NEW DELHI: The trajectory of Covid-19 cases could have plateaued and might even fall for some weeks after the lockdown is lifted but India is likely to see a second wave in late July or August with a surge in the number of cases during the monsoon, say scientists.
The timing of the peak will depend on how India is able to control physical distancing and on the level of infection spreads after restrictions are relaxed, they said.
"It looks apparent that the trajectory of daily new cases has reached a plateau and eventually it will take a downward fall, maybe for some weeks or even months," Samit Bhattacharya, associate professor at the Department of Mathematics, Shiv Nadar University, told .
"Still, we may get a surge of new cases of the same coronavirus and this will be considered a second wave," Bhattacharya explained.
The second epidemic may come back in late July or August in the monsoon, although the peak timing will depend on how we control social distancing during that time, he said.
Rajesh Sundaresan, professor at Bengaluru's Indian Institute of Science (IISc), agreed.
"Once we return to normal activity levels, there is a chance that infection may begin to rise again. China is seeing this to some extent post easing of some restrictions on travel," Sundaresan, corresponding author of a working paper by researchers at IISc and the Tata Institute of Fundamental Research (TIFR) in Mumbai, told .
On March 25, when the number of coronavirus cases was 618 with 13 deaths, the government announced a nationwide lockdown that was later extended to May 3.
On Friday, the death toll due to Covid-19 rose to 718 and the number of cases to 23,077, according to the Union Health Ministry.
In good news, officials said this week that the doubling rate of cases has slowed down in the period, going from 3.4 days before lockdown to 7.5 days, with 18 states doing better than the national average. The recovery rate has also almost doubled in the last 10 days.
"Looking at the new cases in the past few days, it seems the growth of new daily infection is much slower than earlier. This apparently indicates that we might have reached at the plateau of the growth curve," Bhattacharya said.
He noted that recent studies in China and Europe observed that the infection might relapse in those people who have already recovered from earlier phases.
"So, there is no evidence that the earlier infection may help acquire immunity against the second infection. And in that way, the entire population may be vulnerable to the second wave to some extent," said the scientist.

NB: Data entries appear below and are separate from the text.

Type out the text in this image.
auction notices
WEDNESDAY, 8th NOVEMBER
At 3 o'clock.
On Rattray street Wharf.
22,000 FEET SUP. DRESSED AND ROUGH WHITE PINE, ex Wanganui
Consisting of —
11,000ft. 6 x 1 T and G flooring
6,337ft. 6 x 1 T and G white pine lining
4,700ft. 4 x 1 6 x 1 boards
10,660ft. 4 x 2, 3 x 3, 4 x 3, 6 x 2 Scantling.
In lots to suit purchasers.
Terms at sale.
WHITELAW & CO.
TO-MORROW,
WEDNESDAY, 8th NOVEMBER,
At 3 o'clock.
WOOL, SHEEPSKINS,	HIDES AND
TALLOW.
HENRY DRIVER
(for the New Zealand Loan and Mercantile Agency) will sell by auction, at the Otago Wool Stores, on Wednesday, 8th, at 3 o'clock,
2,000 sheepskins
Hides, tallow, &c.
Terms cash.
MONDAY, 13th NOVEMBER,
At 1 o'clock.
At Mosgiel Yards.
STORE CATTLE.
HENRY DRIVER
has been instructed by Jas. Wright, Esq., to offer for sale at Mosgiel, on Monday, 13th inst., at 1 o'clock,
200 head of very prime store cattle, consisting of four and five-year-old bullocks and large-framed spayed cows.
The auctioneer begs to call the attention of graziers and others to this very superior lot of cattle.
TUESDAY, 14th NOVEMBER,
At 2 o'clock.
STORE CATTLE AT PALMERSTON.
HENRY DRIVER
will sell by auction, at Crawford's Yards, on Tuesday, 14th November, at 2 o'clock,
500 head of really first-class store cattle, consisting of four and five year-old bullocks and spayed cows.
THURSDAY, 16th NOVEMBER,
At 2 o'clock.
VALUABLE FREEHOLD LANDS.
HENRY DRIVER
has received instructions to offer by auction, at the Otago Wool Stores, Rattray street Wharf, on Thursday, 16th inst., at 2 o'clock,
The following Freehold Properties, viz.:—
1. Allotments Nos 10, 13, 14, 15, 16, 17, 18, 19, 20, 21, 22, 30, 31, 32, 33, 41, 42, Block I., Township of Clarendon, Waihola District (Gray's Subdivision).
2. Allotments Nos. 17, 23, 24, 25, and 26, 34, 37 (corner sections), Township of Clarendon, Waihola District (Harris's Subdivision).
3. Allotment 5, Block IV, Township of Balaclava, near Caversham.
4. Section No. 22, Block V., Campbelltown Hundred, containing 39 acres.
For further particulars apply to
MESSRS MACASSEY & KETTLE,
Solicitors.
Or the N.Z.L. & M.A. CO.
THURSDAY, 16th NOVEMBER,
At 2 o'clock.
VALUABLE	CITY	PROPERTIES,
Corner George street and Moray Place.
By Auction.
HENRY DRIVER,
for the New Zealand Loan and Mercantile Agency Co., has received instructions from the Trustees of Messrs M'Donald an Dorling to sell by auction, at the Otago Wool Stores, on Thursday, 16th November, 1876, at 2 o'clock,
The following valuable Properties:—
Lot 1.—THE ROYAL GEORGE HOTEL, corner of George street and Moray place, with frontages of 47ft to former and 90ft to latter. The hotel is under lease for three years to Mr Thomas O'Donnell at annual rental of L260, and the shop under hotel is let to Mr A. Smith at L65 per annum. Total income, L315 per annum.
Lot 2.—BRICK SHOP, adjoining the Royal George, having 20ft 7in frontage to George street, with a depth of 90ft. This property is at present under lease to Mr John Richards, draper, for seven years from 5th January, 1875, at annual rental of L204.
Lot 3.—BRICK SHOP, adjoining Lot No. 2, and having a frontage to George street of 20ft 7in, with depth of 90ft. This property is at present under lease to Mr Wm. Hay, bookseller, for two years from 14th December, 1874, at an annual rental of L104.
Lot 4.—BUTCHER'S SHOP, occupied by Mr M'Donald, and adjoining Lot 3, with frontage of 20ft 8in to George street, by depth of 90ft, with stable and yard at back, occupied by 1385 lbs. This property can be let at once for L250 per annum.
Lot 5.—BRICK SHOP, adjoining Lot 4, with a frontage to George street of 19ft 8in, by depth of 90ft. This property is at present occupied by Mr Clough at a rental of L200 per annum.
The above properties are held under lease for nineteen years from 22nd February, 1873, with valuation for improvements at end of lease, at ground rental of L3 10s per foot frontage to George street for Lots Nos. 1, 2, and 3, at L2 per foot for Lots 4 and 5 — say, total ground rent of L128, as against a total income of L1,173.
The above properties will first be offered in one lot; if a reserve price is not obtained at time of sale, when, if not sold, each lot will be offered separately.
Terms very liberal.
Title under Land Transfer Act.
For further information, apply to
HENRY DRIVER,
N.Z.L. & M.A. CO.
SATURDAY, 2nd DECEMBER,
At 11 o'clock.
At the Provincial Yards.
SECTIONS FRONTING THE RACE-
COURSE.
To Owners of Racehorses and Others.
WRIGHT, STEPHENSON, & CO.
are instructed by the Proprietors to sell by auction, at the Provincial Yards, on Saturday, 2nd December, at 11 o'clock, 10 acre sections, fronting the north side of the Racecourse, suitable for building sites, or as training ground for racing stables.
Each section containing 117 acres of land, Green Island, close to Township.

In their study unveiled this week, IISc and TIFR researchers analysed the impact of strategies such as case isolation, home quarantine, social distancing and various post-lockdown restrictions on COVID-19 that might remain in force for some time.
The study modelled on Bengaluru and Mumbai suggests the infection is likely to have a second wave and the public health threat will remain, unless steps are taken to aggressively trace, localise, isolate the cases, and prevent influx of new infections.

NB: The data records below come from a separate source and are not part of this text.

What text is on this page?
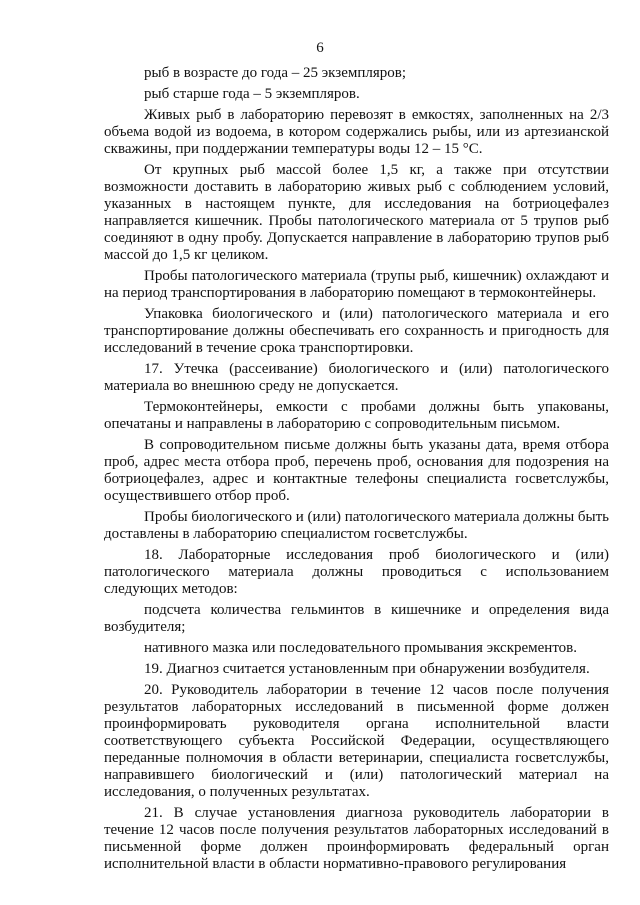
6

рыб в возрасте до года – 25 экземпляров;

рыб старше года – 5 экземпляров.

Живых рыб в лабораторию перевозят в емкостях, заполненных на 2/3 объема водой из водоема, в котором содержались рыбы, или из артезианской скважины, при поддержании температуры воды 12 – 15 °С.

От крупных рыб массой более 1,5 кг, а также при отсутствии возможности доставить в лабораторию живых рыб с соблюдением условий, указанных в настоящем пункте, для исследования на ботриоцефалез направляется кишечник. Пробы патологического материала от 5 трупов рыб соединяют в одну пробу. Допускается направление в лабораторию трупов рыб массой до 1,5 кг целиком.

Пробы патологического материала (трупы рыб, кишечник) охлаждают и на период транспортирования в лабораторию помещают в термоконтейнеры.

Упаковка биологического и (или) патологического материала и его транспортирование должны обеспечивать его сохранность и пригодность для исследований в течение срока транспортировки.

17. Утечка (рассеивание) биологического и (или) патологического материала во внешнюю среду не допускается.

Термоконтейнеры, емкости с пробами должны быть упакованы, опечатаны и направлены в лабораторию с сопроводительным письмом.

В сопроводительном письме должны быть указаны дата, время отбора проб, адрес места отбора проб, перечень проб, основания для подозрения на ботриоцефалез, адрес и контактные телефоны специалиста госветслужбы, осуществившего отбор проб.

Пробы биологического и (или) патологического материала должны быть доставлены в лабораторию специалистом госветслужбы.

18. Лабораторные исследования проб биологического и (или) патологического материала должны проводиться с использованием следующих методов:

подсчета количества гельминтов в кишечнике и определения вида возбудителя;

нативного мазка или последовательного промывания экскрементов.

19. Диагноз считается установленным при обнаружении возбудителя.

20. Руководитель лаборатории в течение 12 часов после получения результатов лабораторных исследований в письменной форме должен проинформировать руководителя органа исполнительной власти соответствующего субъекта Российской Федерации, осуществляющего переданные полномочия в области ветеринарии, специалиста госветслужбы, направившего биологический и (или) патологический материал на исследования, о полученных результатах.

21. В случае установления диагноза руководитель лаборатории в течение 12 часов после получения результатов лабораторных исследований в письменной форме должен проинформировать федеральный орган исполнительной власти в области нормативно-правового регулирования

The new levels and the peaking times for healthcare demand depend on the levels of infection spreads in each city at the time of relaxation of restrictions, they said.
"The lockdown is currently upon us. It has given us valuable time. Let us test, trace, quarantine, isolate, practice better hygiene, search for a vaccine, etc. We should do these anyway, and these are being done. When and how to lift the lockdown is going to be a difficult decision to make," said Sundaresan.
"It's clear that it's going to be phased. What our team is focusing on is to come up with tools to help the decision makers assess the public health impact of various choices," he said.
According to the experts, infectious diseases spread via contact between infectious and susceptible people. In the absence of any control measures, an outbreak will grow as long as the average number of people infected by each infectious person is more than one.
Once enough people are immune there will be fewer people susceptible to the infection and the outbreak will die.
However, when an outbreak is brought under control by social distancing and other interventions, it is possible only a small proportion of the population will have been infected and gained immunity, they said.
This means enough susceptible people may remain to fuel a second wave if controls are relaxed and infection is reintroduced.